David McCullum is eyeing one at the moment. His company, Digitally Hip, does outsourced tech support for companies that are big enough to need a nerd, but don’t want one full-time, “so we rent them a nerd,” says McCullum.
McCullum lives on Bowen Island, a municipality of about 3,300 located a 20-minute ferry ride from Vancouver. (The Web site for the Bowen Island Chamber of Chambers, by the way, opens with this visitors’ warning: “Due to a variety of events, Bowen Island has NO gas station at this time.”) About 40 per cent of the population commutes to Vancouver and the Lower Mainland to work. It’s a four-hour round trip, and McCullum wants to make it as infrequently as possible.
“We used to have room for years, but we’ve just converted our (home) office into a suite for my father-in-law,” McCullum says, so the Ultimate Backyard Office has an appeal. There’s an obvious location for the shed on his two-and-a-half-acre plot. “Coincidentally, it’s almost as far away from the house as you can get,” he says, affording “better separation between work and real life.”
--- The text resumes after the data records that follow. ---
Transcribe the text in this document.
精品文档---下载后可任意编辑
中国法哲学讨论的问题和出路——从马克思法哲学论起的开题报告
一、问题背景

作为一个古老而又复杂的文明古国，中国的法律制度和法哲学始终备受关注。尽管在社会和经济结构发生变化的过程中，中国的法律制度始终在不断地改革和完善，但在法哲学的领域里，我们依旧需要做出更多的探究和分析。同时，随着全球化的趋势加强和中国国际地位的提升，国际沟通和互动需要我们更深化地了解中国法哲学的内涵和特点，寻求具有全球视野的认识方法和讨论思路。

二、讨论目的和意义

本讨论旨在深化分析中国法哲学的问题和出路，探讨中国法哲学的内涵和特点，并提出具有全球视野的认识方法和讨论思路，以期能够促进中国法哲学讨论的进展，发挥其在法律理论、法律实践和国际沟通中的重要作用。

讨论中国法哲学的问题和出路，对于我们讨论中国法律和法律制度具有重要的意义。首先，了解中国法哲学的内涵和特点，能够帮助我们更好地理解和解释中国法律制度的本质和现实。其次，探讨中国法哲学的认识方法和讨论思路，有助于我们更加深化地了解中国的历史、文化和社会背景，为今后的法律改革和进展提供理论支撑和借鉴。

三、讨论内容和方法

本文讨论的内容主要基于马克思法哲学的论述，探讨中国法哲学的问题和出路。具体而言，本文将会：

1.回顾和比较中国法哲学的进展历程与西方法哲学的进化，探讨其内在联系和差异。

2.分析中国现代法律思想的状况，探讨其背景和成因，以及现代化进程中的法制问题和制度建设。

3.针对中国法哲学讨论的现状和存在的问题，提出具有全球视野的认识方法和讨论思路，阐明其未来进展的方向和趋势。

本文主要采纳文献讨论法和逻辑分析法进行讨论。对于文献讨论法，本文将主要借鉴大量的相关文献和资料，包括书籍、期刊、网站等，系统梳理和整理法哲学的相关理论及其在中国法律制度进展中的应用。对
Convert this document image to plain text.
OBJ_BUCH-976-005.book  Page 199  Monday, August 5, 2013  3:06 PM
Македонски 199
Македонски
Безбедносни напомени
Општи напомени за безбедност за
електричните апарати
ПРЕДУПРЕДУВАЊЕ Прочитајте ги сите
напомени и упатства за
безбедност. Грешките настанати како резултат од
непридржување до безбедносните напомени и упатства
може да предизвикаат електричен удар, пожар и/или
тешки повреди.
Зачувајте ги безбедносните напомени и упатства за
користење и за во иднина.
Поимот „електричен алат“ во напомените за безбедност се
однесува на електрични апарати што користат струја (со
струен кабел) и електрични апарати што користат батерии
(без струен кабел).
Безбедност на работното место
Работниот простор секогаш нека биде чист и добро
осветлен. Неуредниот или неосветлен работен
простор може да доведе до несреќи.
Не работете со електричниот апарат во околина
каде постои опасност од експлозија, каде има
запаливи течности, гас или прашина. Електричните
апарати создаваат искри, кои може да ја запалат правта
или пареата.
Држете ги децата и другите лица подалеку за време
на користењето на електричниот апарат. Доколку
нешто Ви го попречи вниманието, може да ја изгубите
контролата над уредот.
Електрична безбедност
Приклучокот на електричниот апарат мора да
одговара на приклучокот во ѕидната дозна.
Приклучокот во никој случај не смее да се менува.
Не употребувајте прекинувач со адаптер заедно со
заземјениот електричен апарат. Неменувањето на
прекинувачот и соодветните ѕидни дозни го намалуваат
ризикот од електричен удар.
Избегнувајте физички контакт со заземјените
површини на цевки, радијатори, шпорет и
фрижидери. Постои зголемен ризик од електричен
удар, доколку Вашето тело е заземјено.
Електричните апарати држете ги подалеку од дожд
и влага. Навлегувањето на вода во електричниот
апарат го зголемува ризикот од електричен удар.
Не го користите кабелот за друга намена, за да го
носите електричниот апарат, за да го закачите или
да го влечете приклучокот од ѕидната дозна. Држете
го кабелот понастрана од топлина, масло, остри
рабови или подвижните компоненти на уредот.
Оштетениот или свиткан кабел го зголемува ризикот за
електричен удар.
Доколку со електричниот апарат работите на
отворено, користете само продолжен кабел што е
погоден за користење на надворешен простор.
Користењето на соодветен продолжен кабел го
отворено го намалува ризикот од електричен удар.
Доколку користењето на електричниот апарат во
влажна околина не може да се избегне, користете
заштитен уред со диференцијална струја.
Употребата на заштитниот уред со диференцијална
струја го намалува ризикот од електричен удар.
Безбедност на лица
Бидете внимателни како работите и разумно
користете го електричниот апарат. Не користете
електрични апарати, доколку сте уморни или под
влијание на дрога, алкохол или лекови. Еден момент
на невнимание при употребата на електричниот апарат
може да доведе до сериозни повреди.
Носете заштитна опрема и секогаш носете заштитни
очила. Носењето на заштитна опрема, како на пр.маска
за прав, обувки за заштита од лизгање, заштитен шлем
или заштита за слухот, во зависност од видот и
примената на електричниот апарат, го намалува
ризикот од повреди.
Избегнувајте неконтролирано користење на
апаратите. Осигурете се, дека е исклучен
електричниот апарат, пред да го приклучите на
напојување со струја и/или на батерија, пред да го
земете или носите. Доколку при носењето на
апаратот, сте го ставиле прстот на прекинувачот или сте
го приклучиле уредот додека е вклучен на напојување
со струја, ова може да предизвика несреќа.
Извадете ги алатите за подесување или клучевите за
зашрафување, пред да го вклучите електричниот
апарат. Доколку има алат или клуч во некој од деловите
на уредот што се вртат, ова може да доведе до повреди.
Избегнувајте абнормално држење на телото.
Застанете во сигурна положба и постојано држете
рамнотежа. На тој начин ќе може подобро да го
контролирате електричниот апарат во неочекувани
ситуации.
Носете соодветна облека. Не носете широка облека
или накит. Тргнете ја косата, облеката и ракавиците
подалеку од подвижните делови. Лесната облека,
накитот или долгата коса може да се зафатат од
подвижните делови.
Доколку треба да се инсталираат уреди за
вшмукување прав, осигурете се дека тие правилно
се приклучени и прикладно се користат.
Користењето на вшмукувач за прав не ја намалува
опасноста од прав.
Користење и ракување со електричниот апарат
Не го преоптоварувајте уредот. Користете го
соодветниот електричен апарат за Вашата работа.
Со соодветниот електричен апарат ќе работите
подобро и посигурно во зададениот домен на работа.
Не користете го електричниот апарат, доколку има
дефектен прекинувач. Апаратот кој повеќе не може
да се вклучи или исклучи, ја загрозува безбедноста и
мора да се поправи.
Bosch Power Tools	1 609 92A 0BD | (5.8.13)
There are obvious benefits. But it’s a change from the norm, so there are many things to take into consideration, for example:
Obviously, you’re going to need high-speed and phone connections to your backyard office. Think Wi-Fi might be what you need, or possibly WiMax? Pshaw. Have the phone company run a T3 right to your desk. Let’s not mess around. (For the record, McCullum has three high-speed providers to choose from who’ll run a line to the shed; he’ll communicate back to the house with Wi-Fi.)
Keep only what you need for the workday in the shed, for the sake of space and safety. Use a laptop and take it inside at night; a desktop might get lifted in a break-in. Keep your important data files on a server in the house. You’ve got a T3 now, remember? Paper files you don’t immediately need can be stored inside, conveniently close to the fireplace.
Security is imperative for an outbuilding of this nature. An alarm system is a minimum requirement. Electrifying windows and doors has legal, moral and safety implications; don’t do this unless you’re really, really mean and well-grounded. Dogs make good company during the day – flatulence notwithstanding – and are a great deterrent at night. Choose from the breed of dog referred to by knowledgeable breeders as “large.” If you can’t manage a dog – because, for example, you’re allergic or read Steven King novels – consider building a very large doghouse next to the office. On the front, in big letters, paint an intimidating name, say, Rex, Satan or Mike Tyson.
For the love of all that’s holy, please don’t take my advice seriously.
Dave Webb has been taken out behind the woodshed more than once.